Spiritual and complete
One thing I’ve heard a lot over the years is that addiction is a three-part disease: mental, physical, and spiritual. Addicts and alcoholics tend to have an unhealthy obsession with their substance of choice and seek it out compulsively—that’s the mental part. When they use it, they experience an abnormal react to it: the overpowering urge to take in more, also known as craving. That’s the physical part. Both are easy enough to understand. The one I could never really wrap my head around was the spiritual aspect. Those who struggle with addiction are said to have a spiritual malady. When I finally did understand it, I was able to identify something that had been missing for my entire life.
Even when I was a kid, I often didn’t feel like I fit in. I was sensitive and emotional, and often had problems related to that in school. I didn’t realize it at the time, but I felt like something was missing from my life. There were early warning signs of compulsive behaviors—playing video games addictively, overeating and struggling with my weight. And then it happened. I got high for the first time as a teenager and everything changed. In that moment, I felt like everything was complete. I had found my missing piece (or so I thought), and everything felt perfect.
Of course, we know how this story ends. Over the next few years I chased that feeling with reckless abandon, only to find it getting farther and farther out of reach. Chasing that amazing feeling turned into trying to maintain a buzz, which finally turned into trying to find an escape from how horrible I felt all the time. I was sick, but I would need more than sobriety to feel better.
I did up end getting sober, or I probably wouldn’t be sitting here writing this. But as I said, sobriety wasn’t enough to fix me. It got me back to where I started (minus a few scars, of course), but where I started still meant I was in a position to start using again. And I didn’t stay sober. I had several relapses before I managed to figure it out. I had to address my spiritual malady.
A lot of people talk about having a “spiritual awakening,” or some giant moment of revelation where they see a flash of light and find God. I didn’t experience anything like that. But I suppose you could call what I experienced a spiritual awakening. I just experienced it in my own way. Over time, I started to recognize that nothing I did by myself would ever make me feel complete. I could keep my body alive and sober (at least, for a little while), but I needed something external to complete me. That’s where spirituality came in.

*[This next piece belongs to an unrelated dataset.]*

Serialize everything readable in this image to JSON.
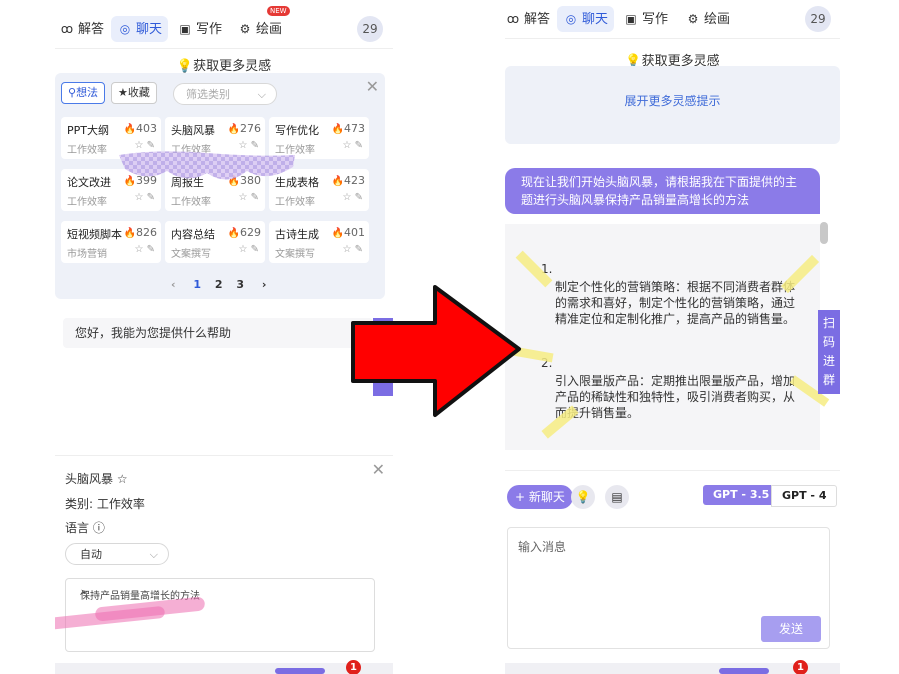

I’m not one of those people who prays or meditates. I’m still not sure if I believe in God at all. But I find peace in other ways—like taking good care of myself, finding balance in my life, and most importantly, being part of a community. Relationships with others give me a sense of peace and comfort I had never been able to find before. And I don’t mean codependent emotional relationships. But real, loving support and the power of a community are the forms my spirituality has taken.